Kehadiran osteodermata di mana-mana dalam kelompok menunjukkan bahwa mereka melakukan fungsi perlindungan yang penting. Tapi apa fungsi itu mungkin tidak segera jelas, mengingat ciri aneh lain dari tikus berduri: Ekornya tidak seperti biasanya bisa dilepas. Kehilangan ekor sangat umum terjadi pada beberapa spesies tikus berduri sehingga kira-kira setengah dari individu dalam kelompok tertentu tidak memilikinya di alam liar.

“Itu benar-benar menggaruk kepala,” kata Stanley. Tikus berduri terkenal bisa menghilangkan ekornya, yang berarti lapisan luar kulitnya terkelupas, meninggalkan otot dan tulang. Individu sering mengunyah sisa ekornya saat ini terjadi.

Terlepas dari kemampuannya untuk beregenerasi, mengibas-ngibaskan ekor adalah trik yang hanya bisa dilakukan tikus berduri satu kali. Tidak seperti beberapa kadal, mereka tidak dapat menumbuhkan kembali ekornya, dan tidak semua bagian ekor dapat terlepas dengan mudah.

Untuk mencari tahu mengapa hewan pengerat yang tampaknya ambivalen menjaga ekornya kesulitan menutupinya dengan baju besi, penulis beralih ke sekelompok ikan tokek dari Madagaskar. Kebanyakan tokek tidak memiliki kulit bertulang, tetapi seperti yang tersirat dari namanya, tokek dongeng ikan ditutupi oleh lempengan tipis yang tumpang tindih, dan, seperti tikus berduri, memiliki kulit yang sangat rapuh yang terkelupas dengan sedikit provokasi.

Menurut Stanley, osteodermata pada ikan tokek dan tikus berduri kemungkinan bertindak sebagai semacam mekanisme pelarian.

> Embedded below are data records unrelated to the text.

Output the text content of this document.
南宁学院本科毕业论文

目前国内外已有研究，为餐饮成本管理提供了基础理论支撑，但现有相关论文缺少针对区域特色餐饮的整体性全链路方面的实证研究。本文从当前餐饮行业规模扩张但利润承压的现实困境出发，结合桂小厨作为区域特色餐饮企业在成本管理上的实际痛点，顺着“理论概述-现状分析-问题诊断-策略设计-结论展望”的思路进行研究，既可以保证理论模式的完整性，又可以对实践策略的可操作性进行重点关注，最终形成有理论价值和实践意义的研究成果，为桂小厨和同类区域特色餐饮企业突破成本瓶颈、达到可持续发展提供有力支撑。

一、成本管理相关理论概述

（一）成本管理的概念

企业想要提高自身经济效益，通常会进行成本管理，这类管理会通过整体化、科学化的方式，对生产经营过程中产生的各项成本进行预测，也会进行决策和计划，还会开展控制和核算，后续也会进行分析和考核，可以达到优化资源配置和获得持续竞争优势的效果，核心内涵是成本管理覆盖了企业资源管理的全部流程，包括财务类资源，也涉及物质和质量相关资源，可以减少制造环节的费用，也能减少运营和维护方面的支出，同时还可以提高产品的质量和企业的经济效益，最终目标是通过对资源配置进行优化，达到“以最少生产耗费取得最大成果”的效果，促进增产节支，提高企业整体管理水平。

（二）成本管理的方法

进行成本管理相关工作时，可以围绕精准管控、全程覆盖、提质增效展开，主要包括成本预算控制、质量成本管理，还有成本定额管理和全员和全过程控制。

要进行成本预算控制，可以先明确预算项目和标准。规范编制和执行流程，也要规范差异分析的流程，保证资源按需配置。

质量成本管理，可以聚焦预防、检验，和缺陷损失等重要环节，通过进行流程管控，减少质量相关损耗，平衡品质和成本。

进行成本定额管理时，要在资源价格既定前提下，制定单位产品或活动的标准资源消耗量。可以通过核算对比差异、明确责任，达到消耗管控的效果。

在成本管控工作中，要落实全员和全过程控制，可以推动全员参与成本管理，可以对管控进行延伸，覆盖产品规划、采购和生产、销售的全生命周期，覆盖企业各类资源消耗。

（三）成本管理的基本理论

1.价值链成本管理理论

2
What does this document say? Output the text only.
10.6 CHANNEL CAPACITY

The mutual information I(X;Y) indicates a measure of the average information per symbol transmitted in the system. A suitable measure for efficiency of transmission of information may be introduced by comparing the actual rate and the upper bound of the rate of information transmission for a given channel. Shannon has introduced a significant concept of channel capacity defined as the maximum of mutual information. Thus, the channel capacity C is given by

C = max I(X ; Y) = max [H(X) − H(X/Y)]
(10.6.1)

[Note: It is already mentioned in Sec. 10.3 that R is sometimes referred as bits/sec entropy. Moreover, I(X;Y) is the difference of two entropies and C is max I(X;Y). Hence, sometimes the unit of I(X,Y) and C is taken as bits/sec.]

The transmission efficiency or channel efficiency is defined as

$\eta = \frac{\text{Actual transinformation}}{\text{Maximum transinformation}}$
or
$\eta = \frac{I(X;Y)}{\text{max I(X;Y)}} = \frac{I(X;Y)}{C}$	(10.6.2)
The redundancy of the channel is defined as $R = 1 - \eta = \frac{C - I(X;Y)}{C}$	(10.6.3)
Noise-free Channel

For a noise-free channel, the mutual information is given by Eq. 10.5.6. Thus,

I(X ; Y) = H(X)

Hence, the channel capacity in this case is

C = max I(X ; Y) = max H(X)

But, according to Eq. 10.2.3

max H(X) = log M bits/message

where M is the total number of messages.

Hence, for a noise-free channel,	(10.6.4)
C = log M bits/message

“Jika predator menggigit ekornya, perisai tersebut dapat mencegah gigi tenggelam ke dalam jaringan di bawahnya, yang tidak terpisah,” katanya. Kulit luar dan pelengkap lapisan tulangnya menarik diri dari ekor saat diserang, memungkinkan tikus melarikan diri dengan cepat.

Referensi: “Osteosteoklas dalam Acomys Mamalia Tikus Berduri dan Evolusi Independen Perisai Kulit” Oleh Malcolm Madden, Trey Polvador, Aroud Polanco, W. Brad Barbazok, dan Edward Stanley, 24 Mei 2023, Tersedia Di Sini. iScience.